Daniel Sternberg
Daniel Arie Sternberg (29 March 1913 – 26 August 2000) was a Polish conductor, pianist, composer, and educator. He lived and worked in Central and Eastern Europe until 1939, when he emigrated to the United States to escape World War II.[1]
Biography
Sternberg was born on 29 March 1913 in Lwów, Poland (now Lviv, Ukraine), also known then as Lemberg, Austria-Hungary. The son of music-loving parents, he began piano lessons at age five and later added the cello. He graduated at the top of his class from the Vienna Conservatory, where he studied conducting. Upon graduation, he became assistant conductor (under Fritz Stiedry) of the Leningrad Opera and the Leningrad Philharmonic Orchestra. It was in Leningrad, in 1935, that Sternberg first met cellist Lev Aronson, whom he recommended for the post of principal cellist.[2] It was also in Leningrad, in 1936, that he conducted the first performance outside Germany of Paul Hindemith's Mathis der Maler symphony. After serving as music director of the Tbilisi State Symphony Orchestra, he lived in Vienna, Riga, and Stockholm.

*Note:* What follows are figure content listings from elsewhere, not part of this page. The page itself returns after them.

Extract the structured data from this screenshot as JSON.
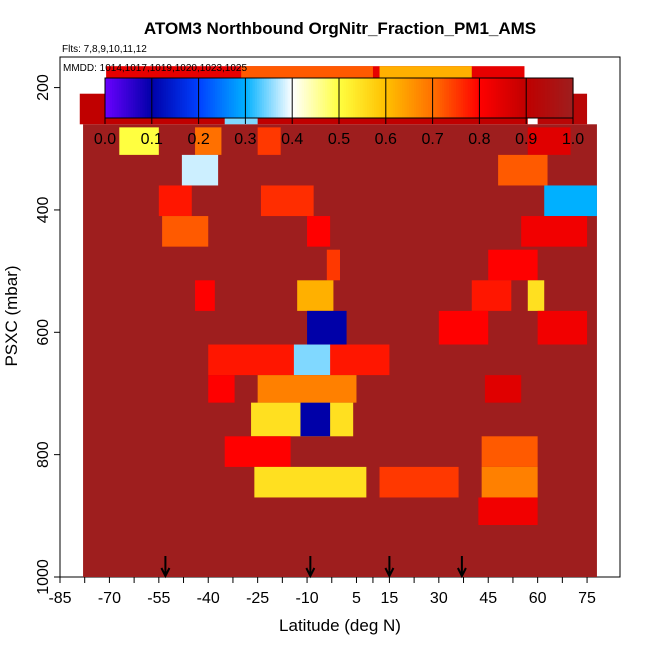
{
  "chart_data": {
    "type": "heatmap",
    "title": "ATOM3 Northbound OrgNitr_Fraction_PM1_AMS",
    "flights_note": "Flts: 7,8,9,10,11,12",
    "dates_note": "MMDD: 1014,1017,1019,1020,1023,1025",
    "xlabel": "Latitude (deg N)",
    "ylabel": "PSXC (mbar)",
    "xlim": [
      -85,
      85
    ],
    "ylim": [
      1000,
      150
    ],
    "x_ticks": [
      "-85",
      "-70",
      "-55",
      "-40",
      "-25",
      "-10",
      "5",
      "15",
      "30",
      "45",
      "60",
      "75"
    ],
    "x_tick_values": [
      -85,
      -70,
      -55,
      -40,
      -25,
      -10,
      5,
      15,
      30,
      45,
      60,
      75
    ],
    "y_ticks": [
      "200",
      "400",
      "600",
      "800",
      "1000"
    ],
    "y_tick_values": [
      200,
      400,
      600,
      800,
      1000
    ],
    "colorbar": {
      "min": 0.0,
      "max": 1.0,
      "tick_labels": [
        "0.0",
        "0.1",
        "0.2",
        "0.3",
        "0.4",
        "0.5",
        "0.6",
        "0.7",
        "0.8",
        "0.9",
        "1.0"
      ],
      "tick_values": [
        0.0,
        0.1,
        0.2,
        0.3,
        0.4,
        0.5,
        0.6,
        0.7,
        0.8,
        0.9,
        1.0
      ],
      "colors": [
        "#6a00ff",
        "#0000a8",
        "#0040ff",
        "#00b0ff",
        "#ffffff",
        "#ffff40",
        "#ffc000",
        "#ff7000",
        "#ff0000",
        "#c00000",
        "#9e1e1e"
      ]
    },
    "profile_markers_latitude": [
      -53,
      -9,
      15,
      37
    ],
    "background_value": 1.0,
    "background_extent": {
      "lat_min": -78,
      "lat_max": 78,
      "p_min": 260,
      "p_max": 1000
    },
    "bands": [
      {
        "p_min": 165,
        "p_max": 205,
        "segments": [
          {
            "lat0": -71,
            "lat1": 56,
            "value": 0.84
          },
          {
            "lat0": -30,
            "lat1": 10,
            "value": 0.72
          },
          {
            "lat0": 12,
            "lat1": 40,
            "value": 0.62
          }
        ]
      },
      {
        "p_min": 210,
        "p_max": 260,
        "segments": [
          {
            "lat0": -79,
            "lat1": 57,
            "value": 0.9
          },
          {
            "lat0": -35,
            "lat1": -25,
            "value": 0.35
          },
          {
            "lat0": 60,
            "lat1": 75,
            "value": 0.92
          }
        ]
      },
      {
        "p_min": 265,
        "p_max": 310,
        "segments": [
          {
            "lat0": -67,
            "lat1": -55,
            "value": 0.5
          },
          {
            "lat0": -44,
            "lat1": -36,
            "value": 0.7
          },
          {
            "lat0": -25,
            "lat1": -18,
            "value": 0.75
          },
          {
            "lat0": 57,
            "lat1": 70,
            "value": 0.85
          }
        ]
      },
      {
        "p_min": 310,
        "p_max": 360,
        "segments": [
          {
            "lat0": -48,
            "lat1": -37,
            "value": 0.38
          },
          {
            "lat0": 48,
            "lat1": 63,
            "value": 0.72
          }
        ]
      },
      {
        "p_min": 360,
        "p_max": 410,
        "segments": [
          {
            "lat0": -55,
            "lat1": -45,
            "value": 0.78
          },
          {
            "lat0": -24,
            "lat1": -8,
            "value": 0.76
          },
          {
            "lat0": 62,
            "lat1": 78,
            "value": 0.3
          }
        ]
      },
      {
        "p_min": 410,
        "p_max": 460,
        "segments": [
          {
            "lat0": -54,
            "lat1": -40,
            "value": 0.72
          },
          {
            "lat0": -10,
            "lat1": -3,
            "value": 0.8
          },
          {
            "lat0": 55,
            "lat1": 75,
            "value": 0.82
          }
        ]
      },
      {
        "p_min": 465,
        "p_max": 515,
        "segments": [
          {
            "lat0": -4,
            "lat1": 0,
            "value": 0.75
          },
          {
            "lat0": 45,
            "lat1": 60,
            "value": 0.8
          }
        ]
      },
      {
        "p_min": 515,
        "p_max": 565,
        "segments": [
          {
            "lat0": -44,
            "lat1": -38,
            "value": 0.8
          },
          {
            "lat0": -13,
            "lat1": -2,
            "value": 0.62
          },
          {
            "lat0": 40,
            "lat1": 52,
            "value": 0.78
          },
          {
            "lat0": 57,
            "lat1": 62,
            "value": 0.55
          }
        ]
      },
      {
        "p_min": 565,
        "p_max": 620,
        "segments": [
          {
            "lat0": -10,
            "lat1": 2,
            "value": 0.1
          },
          {
            "lat0": 30,
            "lat1": 45,
            "value": 0.8
          },
          {
            "lat0": 60,
            "lat1": 75,
            "value": 0.82
          }
        ]
      },
      {
        "p_min": 620,
        "p_max": 670,
        "segments": [
          {
            "lat0": -40,
            "lat1": 15,
            "value": 0.78
          },
          {
            "lat0": -14,
            "lat1": -3,
            "value": 0.35
          }
        ]
      },
      {
        "p_min": 670,
        "p_max": 715,
        "segments": [
          {
            "lat0": -40,
            "lat1": -32,
            "value": 0.8
          },
          {
            "lat0": -25,
            "lat1": 5,
            "value": 0.68
          },
          {
            "lat0": 44,
            "lat1": 55,
            "value": 0.85
          }
        ]
      },
      {
        "p_min": 715,
        "p_max": 770,
        "segments": [
          {
            "lat0": -27,
            "lat1": 4,
            "value": 0.55
          },
          {
            "lat0": -12,
            "lat1": -3,
            "value": 0.1
          }
        ]
      },
      {
        "p_min": 770,
        "p_max": 820,
        "segments": [
          {
            "lat0": -35,
            "lat1": -15,
            "value": 0.8
          },
          {
            "lat0": 43,
            "lat1": 60,
            "value": 0.72
          }
        ]
      },
      {
        "p_min": 820,
        "p_max": 870,
        "segments": [
          {
            "lat0": -26,
            "lat1": 8,
            "value": 0.55
          },
          {
            "lat0": 12,
            "lat1": 36,
            "value": 0.75
          },
          {
            "lat0": 43,
            "lat1": 60,
            "value": 0.68
          }
        ]
      },
      {
        "p_min": 870,
        "p_max": 915,
        "segments": [
          {
            "lat0": 42,
            "lat1": 60,
            "value": 0.82
          }
        ]
      }
    ]
  }
}
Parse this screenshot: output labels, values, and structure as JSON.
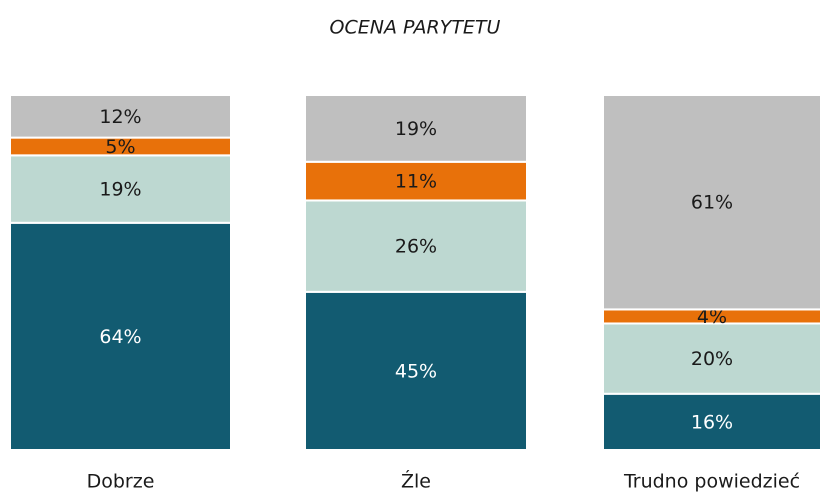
{
  "chart_data": {
    "type": "stacked-bar",
    "title": "OCENA PARYTETU",
    "categories": [
      "Dobrze",
      "Źle",
      "Trudno powiedzieć"
    ],
    "series": [
      {
        "color": "#125b71",
        "values": [
          64,
          45,
          16
        ],
        "value_labels": [
          "64%",
          "45%",
          "16%"
        ]
      },
      {
        "color": "#bdd8d1",
        "values": [
          19,
          26,
          20
        ],
        "value_labels": [
          "19%",
          "26%",
          "20%"
        ]
      },
      {
        "color": "#e8710a",
        "values": [
          5,
          11,
          4
        ],
        "value_labels": [
          "5%",
          "11%",
          "4%"
        ]
      },
      {
        "color": "#bfbfbf",
        "values": [
          12,
          19,
          61
        ],
        "value_labels": [
          "12%",
          "19%",
          "61%"
        ]
      }
    ]
  }
}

After the German invasion of Poland ignited World War II in the fall of 1939, Sternberg and his wife, the Romanian-born Felicitas Gobineau Sternberg, emigrated to the United States. Sternberg lived for a year in New York and then moved to Dallas, Texas, where he became head of the piano department and conductor of chorus and opera at the Hockaday Institute of Music (a short-lived division of the Hockaday School that operated only from 1937 to 1946). He joined the Baylor University School of Music in 1942 and was made its chair the following year. Shortly afterward he was given the newly created title of Dean. Sternberg founded the Baylor Symphony in 1944 and conducted it until he retired from teaching in 1980. In Waco, he founded the Waco Symphony in 1962 and conducted it until 1987.[3] When Lev Aronson came to the United States in 1948, he became principal cellist of the Dallas Symphony for almost twenty years, teacher of Lynn Harrell, Ralph Kirshbaum, and other prominent American cellists, and a close friend and ally of Sternberg, who lured him onto the Baylor faculty.
As a composer, Sternberg won a film music prize in Austria, a first prize for vocal composition from the Texas Federation of Music Clubs, and the Dallas Symphony Orchestra's Harold J. Abrams Memorial Award for his Concert Overture. In August 2009, the International Percy Grainger Society awarded him posthumously its 50th and final Grainger Medallion.[4] An accomplished linguist, he was fluent in several languages, and he created many opera translations, often collaborating with his wife, who was active as an opera director.
Sternberg died in Waco, Texas, on 26 August 2000.
References
- ↑ Oesterreichisches Musiklexikon online (Austrian Music Dictionary online)
- ↑ Frances Brent, The Lost Cellos of Lev Aronson (New York: Atlas & Co., 2009), p. 55.
- ↑ Lori Scott Fogelman, "Baylor Remembers Former Regent, Music Dean," Baylor University News (28 August 2000)
- ↑ Carl Hoover, "Former Baylor Dean posthumously given music-society honor," Waco Tribune-Herald, 17 August 2009.